[lxc-devel] Kernel bug? Setuid apps and user namespaces

Fri Apr 4 19:10:00 UTC 2014

Quoting Andy Lutomirski (luto at amacapital.net):
> On Fri, Apr 4, 2014 at 11:30 AM, Serge Hallyn <serge.hallyn at ubuntu.com> wrote:
> > Quoting Andy Lutomirski (luto at amacapital.net):
> >> On 04/02/2014 10:32 AM, Serge E. Hallyn wrote:
> >> > (Sorry - the lxc-devel list has moved, so replying to all with the
> >> > correct list address;   please reply to this rather than my previous
> >> > email)
> >> >
> >> > Quoting Serge Hallyn (serge.hallyn at ubuntu.com):
> >> >> Hi Eric,
> >> >>
> >> >> (sorry, I don't seem to have the email I actually wanted to reply
> >> >> to in my mbox, but it is
> >> >> https://lists.linuxcontainers.org/pipermail/lxc-devel/2013-October/005857.html)
> >> >>
> >> >> You'd said,
> >> >>> Someone needs to read and think through all of the corner cases and see
> >> >>> if we can ever have a time when task_dumpable is false but root in the
> >> >>> container would not or should not be able to see everything.
> >> >>>
> >> >>> In particular I am worried about the case of a setuid app calling setns,
> >> >>> and entering a lesser privileged user namespace.  In my foggy mind that
> >> >>> might be a security problem.  And there might be other similar crazy
> >> >>> cases.
> >> >>
> >> >> Can we make use of current->mm->exe_file->f_cred->user_ns?
> >> >>
> >> >> So either always use
> >> >> make_kgid(current->mm->exe_file->f_cred->user_ns, 0)
> >> >> instead of make_kuid(cred->user_ns, 0), or check that
> >> >> (current->mm->exe_file->f_cred->user_ns == cred->user_ns)
> >> >> and, if not, assume that the caller has done a setns?
> >>
> >> Do you have a summary of the issue?  I'm a little lost here.
> >
> > Sure - when running an unprivileged container, tasks which become
> > !dumpable end up with /proc/$pid/fd/ being owned by the global
> > root user, which inside the container is nobody:nogroup.  Examples
> > are the user's sshd threads and apache, and in the past I think I've
> > seen it with logind or getty too.
> 
> Other than the aesthetics, why does this matter?  Things in the
> container who are actually mapped to nobody still can't access those
> files?

Bc root cannot look at the fds.

> The alternative (using the container's owner) sounds a bit scary.

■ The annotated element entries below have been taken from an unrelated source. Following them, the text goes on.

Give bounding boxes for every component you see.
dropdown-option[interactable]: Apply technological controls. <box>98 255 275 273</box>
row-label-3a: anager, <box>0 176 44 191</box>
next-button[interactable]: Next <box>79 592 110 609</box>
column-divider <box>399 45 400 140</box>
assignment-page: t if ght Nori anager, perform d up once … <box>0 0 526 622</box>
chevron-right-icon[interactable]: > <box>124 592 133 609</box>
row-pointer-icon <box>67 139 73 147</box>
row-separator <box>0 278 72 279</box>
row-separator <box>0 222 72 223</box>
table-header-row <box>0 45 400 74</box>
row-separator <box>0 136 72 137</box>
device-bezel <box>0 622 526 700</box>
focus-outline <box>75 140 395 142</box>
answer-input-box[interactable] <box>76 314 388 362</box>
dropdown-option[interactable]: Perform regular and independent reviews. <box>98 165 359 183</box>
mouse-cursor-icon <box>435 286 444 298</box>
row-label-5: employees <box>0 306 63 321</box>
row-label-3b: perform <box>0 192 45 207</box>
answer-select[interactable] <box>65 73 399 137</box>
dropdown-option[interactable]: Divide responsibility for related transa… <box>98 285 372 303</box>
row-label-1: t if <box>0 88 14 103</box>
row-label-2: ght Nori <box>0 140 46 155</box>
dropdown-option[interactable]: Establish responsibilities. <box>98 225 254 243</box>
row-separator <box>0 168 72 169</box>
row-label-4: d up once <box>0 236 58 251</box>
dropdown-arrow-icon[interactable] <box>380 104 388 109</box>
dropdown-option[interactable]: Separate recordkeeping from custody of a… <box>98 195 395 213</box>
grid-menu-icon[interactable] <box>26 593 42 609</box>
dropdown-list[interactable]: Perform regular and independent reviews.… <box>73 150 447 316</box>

If the file being run belongs to the container, why would it be scary?
Bc some fds may have been not closed when the task did execve, where
the previous bprm file may have been on the host?

> >> I suspect that what we really need is to revoke a bunch of proc files
> >> every time a task does anything involving setuid (or, more generally,
> >> any of the LSM_UNSAFE_PTRACE things).
> >
> > setuid, or do you mean setns?  In any case, I'm not thinking through
> > attach (setns'ing into a container) yet, but the cases I'm looking at
> > right now are just a root daemon - already inside the non-init user
> > ns - doing something to become !dumpable, and having its fds become
> > owned by GLOBAL_ROOT_UID.  Since these tasks are running a program
> > which came from inside the non-init userns, I think it's sane to
> > allow root in the non-init userns own any coredumps.
> >
> > Whereas if the program had started as /bin/passwd in the init userns,
> > then coredumps (and /proc/$$/fd/*) should be owned by the GLOBAL_ROOT_UID.
> 
> Gack.
> 
> This is kind of the same problem as the ptrace issue in the credfd
> thread.  Sigh.
> 
> --Andy